June 16, 20269 min read

RAG Systems with Claude: From Documentation to Production

Build production-grade RAG systems using Claude and vector search. A step-by-step guide to document retrieval, embedding, and cost optimization.

RAGVector SearchClaude API

The problem: how do you give Claude your company's knowledge?

Claude has a 200K token context window — it can hold an entire book. But what if you need to:

Answer questions about docs that change monthly
Search across thousands of documents efficiently
Stay up-to-date without retraining
Control costs (processing 10MB of text every request is expensive)

A naive approach: throw everything into the prompt. This fails because:

You can't practically include all documents
Costs explode as documents grow
Irrelevant context confuses the model
Updates require new deployments

This is the RAG problem: retrieval-augmented generation.

The solution: retrieve relevant context, then generate

RAG works in two steps:

text

1. RETRIEVAL: User asks a question
   → Search your documents for relevant context
   → Return top-5 most similar passages

2. GENERATION: Feed Claude the question + retrieved context
   → Claude answers based on your documents
   → Returns answer with citations

This is powerful because:

Only relevant documents are processed (low cost)
Your docs can be updated independently
Answers are grounded in your knowledge
Fully auditable (you see which docs were used)

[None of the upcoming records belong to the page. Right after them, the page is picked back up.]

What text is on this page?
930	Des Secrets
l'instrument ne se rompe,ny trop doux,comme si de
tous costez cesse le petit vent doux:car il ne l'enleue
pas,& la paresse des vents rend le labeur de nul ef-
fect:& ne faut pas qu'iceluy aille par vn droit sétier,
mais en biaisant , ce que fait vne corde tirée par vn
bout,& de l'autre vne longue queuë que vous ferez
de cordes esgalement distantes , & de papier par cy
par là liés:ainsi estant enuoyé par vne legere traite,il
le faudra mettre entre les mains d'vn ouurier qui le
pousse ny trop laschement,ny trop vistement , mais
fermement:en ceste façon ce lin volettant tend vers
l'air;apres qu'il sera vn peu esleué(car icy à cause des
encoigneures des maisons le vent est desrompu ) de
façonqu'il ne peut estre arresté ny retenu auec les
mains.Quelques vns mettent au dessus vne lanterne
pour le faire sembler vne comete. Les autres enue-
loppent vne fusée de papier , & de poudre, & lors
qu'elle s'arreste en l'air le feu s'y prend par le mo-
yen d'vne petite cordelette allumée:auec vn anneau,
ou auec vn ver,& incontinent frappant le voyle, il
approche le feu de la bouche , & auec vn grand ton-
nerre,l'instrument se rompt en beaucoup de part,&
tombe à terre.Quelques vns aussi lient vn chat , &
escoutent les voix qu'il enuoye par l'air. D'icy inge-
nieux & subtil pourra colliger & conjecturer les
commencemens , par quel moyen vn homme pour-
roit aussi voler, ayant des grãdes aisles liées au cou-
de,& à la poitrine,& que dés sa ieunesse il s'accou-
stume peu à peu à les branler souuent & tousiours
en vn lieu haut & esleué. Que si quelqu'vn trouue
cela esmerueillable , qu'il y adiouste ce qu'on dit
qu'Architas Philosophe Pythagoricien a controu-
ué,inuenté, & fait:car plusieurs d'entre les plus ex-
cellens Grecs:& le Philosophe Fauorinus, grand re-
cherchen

How Techcologic builds RAG systems

We use a three-layer architecture.

Layer 1: Embedding & vector search

Step 1: Chunk your documents into passages (500–1000 tokens each).

text

Document: "Claude API Overview.pdf" (200 pages)
→
Chunks: [
  "Claude is a large language model trained by Anthropic...",
  "To use Claude, you need an API key from...",
  "The Claude model family includes Opus, Sonnet, and Haiku...",
  ... (200+ chunks)
]

Step 2: Convert chunks to embeddings.

text

Embedding Service: text-embedding-3-small (or another embedding model)
Chunk: "Claude is a large language model..."
→
Vector: [0.123, -0.456, 0.789, ..., 0.234] (1536 dimensions)

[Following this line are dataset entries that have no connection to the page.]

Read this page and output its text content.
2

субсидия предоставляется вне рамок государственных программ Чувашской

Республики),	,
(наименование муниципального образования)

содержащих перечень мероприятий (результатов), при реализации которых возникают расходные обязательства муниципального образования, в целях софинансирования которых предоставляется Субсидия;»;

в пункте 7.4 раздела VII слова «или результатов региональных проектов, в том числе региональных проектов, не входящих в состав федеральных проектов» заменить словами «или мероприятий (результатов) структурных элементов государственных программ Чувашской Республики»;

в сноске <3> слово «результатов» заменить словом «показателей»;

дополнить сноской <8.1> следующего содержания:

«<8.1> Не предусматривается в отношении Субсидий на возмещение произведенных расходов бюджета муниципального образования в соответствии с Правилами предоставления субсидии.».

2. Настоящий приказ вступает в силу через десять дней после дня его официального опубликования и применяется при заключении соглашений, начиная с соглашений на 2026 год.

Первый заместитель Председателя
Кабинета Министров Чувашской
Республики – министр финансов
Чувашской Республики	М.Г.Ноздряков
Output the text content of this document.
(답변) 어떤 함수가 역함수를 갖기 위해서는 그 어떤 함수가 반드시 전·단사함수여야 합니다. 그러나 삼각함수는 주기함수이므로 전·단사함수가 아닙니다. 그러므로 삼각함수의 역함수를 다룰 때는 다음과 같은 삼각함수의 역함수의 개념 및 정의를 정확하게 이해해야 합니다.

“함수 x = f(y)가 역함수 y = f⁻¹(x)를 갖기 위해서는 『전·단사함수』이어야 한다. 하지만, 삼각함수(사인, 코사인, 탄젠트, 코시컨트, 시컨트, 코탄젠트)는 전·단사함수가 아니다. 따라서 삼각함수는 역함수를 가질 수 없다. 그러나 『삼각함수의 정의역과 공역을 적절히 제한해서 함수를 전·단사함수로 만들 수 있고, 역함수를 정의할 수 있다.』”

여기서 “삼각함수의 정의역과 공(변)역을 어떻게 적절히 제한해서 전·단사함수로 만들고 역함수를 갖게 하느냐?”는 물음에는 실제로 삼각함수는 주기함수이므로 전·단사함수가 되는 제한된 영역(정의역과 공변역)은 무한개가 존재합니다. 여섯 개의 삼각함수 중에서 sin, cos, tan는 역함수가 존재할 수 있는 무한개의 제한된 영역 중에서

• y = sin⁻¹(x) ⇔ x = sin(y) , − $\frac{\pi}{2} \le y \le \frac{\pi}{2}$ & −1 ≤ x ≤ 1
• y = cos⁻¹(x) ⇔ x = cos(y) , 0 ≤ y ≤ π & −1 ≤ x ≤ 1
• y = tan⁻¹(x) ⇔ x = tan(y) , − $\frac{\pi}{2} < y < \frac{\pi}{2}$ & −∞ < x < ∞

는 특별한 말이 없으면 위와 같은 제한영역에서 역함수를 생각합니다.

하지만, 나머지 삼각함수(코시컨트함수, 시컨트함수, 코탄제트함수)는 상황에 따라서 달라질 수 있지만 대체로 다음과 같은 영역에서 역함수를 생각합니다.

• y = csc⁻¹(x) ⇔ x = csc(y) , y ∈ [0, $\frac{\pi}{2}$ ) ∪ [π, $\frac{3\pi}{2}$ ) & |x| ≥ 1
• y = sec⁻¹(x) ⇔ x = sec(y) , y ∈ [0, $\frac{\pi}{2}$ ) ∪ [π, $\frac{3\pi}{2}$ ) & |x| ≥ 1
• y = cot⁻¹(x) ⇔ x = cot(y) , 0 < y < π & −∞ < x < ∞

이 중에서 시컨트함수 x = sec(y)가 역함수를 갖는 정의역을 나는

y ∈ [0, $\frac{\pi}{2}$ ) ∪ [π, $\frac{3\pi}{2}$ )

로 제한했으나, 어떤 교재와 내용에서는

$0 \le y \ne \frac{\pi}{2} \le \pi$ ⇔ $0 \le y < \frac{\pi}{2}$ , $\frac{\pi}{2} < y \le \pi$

Step 3: Store in a vector database.

text

Database: pgvector (PostgreSQL + vector extension)
        OR Pinecone, Weaviate, Milvus (cloud)

Table: documents
├─ id: chunk_id
├─ text: "Claude is a..."
├─ vector: [embeddings]
├─ source: "Claude API Overview.pdf"
└─ updated_at: 2024-06-15

Layer 2: Retrieval on query

When a user asks a question:

python

# 1. Embed the user's question
user_question = "How do I use Claude with streaming?"
query_vector = embed_model.embed(user_question)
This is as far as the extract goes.